I have always personally supported whistle-blowers for a variety of reasons. More so as I see myself and others, who have suffered damage or the loss of a loved one, as a consequence of medical error, incompetence or medical negligence, as public whistle-blowers.

In fact, at a patient safety conference in 2013, I publicly asked the Chief Executive of the Care Quality Commission [“CQC”], David Behan, if he would give an undertaking that the CQC would interview all current and historic whistle-blowers. Mr Behan said he would think about it – suggesting that the CQC hadn't even thought of it. Why had the CQC not already implemented this with all their high flying and highly paid executives and advisers? In order that he didn't forget to respond to this, which I thought was an important request, I followed the matter up in writing in an email dated 23rd May 2013. As a consequence I subsequently had a meeting with Mr Behan on the 10th September 2013 in London. 

I attempted to address four main issues: 

1. The interviewing of all current and historic whistle-blowers to ensure that the same problems did not still exist within that particular hospital/care home when inspections take place present time.

2. An inspection of all current and historic NHS complaint files to establish how they were investigated; at the time, what lessons were learned and to ensure that the same problems do not still exist when inspections take place present day.

3. Clarification on current and historic gagging clauses. And

4.  For the CQC to support a public inquiry into NHS whistle-blowers and how they have been vilified over the decades.

I have also noted over years that there is an attempt by some officials to assassinate the good character of NHS whistle-blowers and serious allegations are made frequently that some whistle-blowers have skeletons in their cupboard or a hidden agenda. Some say attack is the the best form of defence but it is perverse when maliciously used to discredit individuals who want to save lives and who care about patient safety within the NHS.

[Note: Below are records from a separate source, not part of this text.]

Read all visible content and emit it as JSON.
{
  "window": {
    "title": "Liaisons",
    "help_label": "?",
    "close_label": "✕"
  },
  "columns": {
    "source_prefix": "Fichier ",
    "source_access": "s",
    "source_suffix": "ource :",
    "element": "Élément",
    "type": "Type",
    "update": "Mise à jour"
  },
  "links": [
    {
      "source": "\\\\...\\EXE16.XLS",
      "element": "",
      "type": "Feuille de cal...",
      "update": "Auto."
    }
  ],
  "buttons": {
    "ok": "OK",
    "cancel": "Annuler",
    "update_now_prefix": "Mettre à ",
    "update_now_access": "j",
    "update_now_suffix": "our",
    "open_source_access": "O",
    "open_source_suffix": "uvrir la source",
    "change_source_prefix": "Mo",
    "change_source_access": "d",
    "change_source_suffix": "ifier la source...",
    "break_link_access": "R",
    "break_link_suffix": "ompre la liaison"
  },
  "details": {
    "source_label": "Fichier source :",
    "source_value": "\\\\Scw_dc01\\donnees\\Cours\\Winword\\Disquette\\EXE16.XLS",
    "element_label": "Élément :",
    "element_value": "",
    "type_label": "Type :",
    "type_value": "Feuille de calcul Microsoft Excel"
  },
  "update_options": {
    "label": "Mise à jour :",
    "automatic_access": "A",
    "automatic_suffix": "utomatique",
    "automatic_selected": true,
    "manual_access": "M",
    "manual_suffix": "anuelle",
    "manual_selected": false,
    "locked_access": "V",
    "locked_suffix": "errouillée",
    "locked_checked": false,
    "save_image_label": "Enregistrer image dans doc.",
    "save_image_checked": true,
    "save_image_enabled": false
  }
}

A way to assist and protect anyone wishing to raise concerns in the NHS could be to introduce the following:

1.  Appoint a Minister for Whistle-Blowers [or similar] at the Department of Health.

2.  Appoint a Concern Manager [or similar] at every hospital/care home to listen to patient safety concerns of all healthcare professionals.

3.  The Concern Manager, regarding serious issues and patient safety, should take a full statement of truth from the healthcare professional, which should be automatically copied to the Minister for Whistle-Blowers.

4.   The Concern Manager should fully investigate and report back to the healthcare professional and copy his/her findings/recommendations to the Minister for Whistle-Blowers.

5.   If the healthcare professional is satisfied then no further action would be necessary.

6.   However, if the healthcare professional is dissatisfied with the Concern Manager’s investigation the matter should then be forthwith referred to the Minister of Whistle-Blowers for a full investigation.

7.    If it is established that the Concern Manager has not adequately investigated the concerns, or he/she, or anyone else for that matter, has in any way shape of form discriminated against or bullied the healthcare professional raising the concerns, then they should be forthwith suspended pending a discipline investigation into their misconduct.

I appreciate that the above is only a bare bones concept to introduce protection for whistle-blowers. However, in my view, it would be an improvement to what they now have.

Thank you for taking the time to read my blog.

A massive thank you also to all NHS Whistle-blowers for the services they have provided in the interests of patient safety but sadly to their own personal detriment.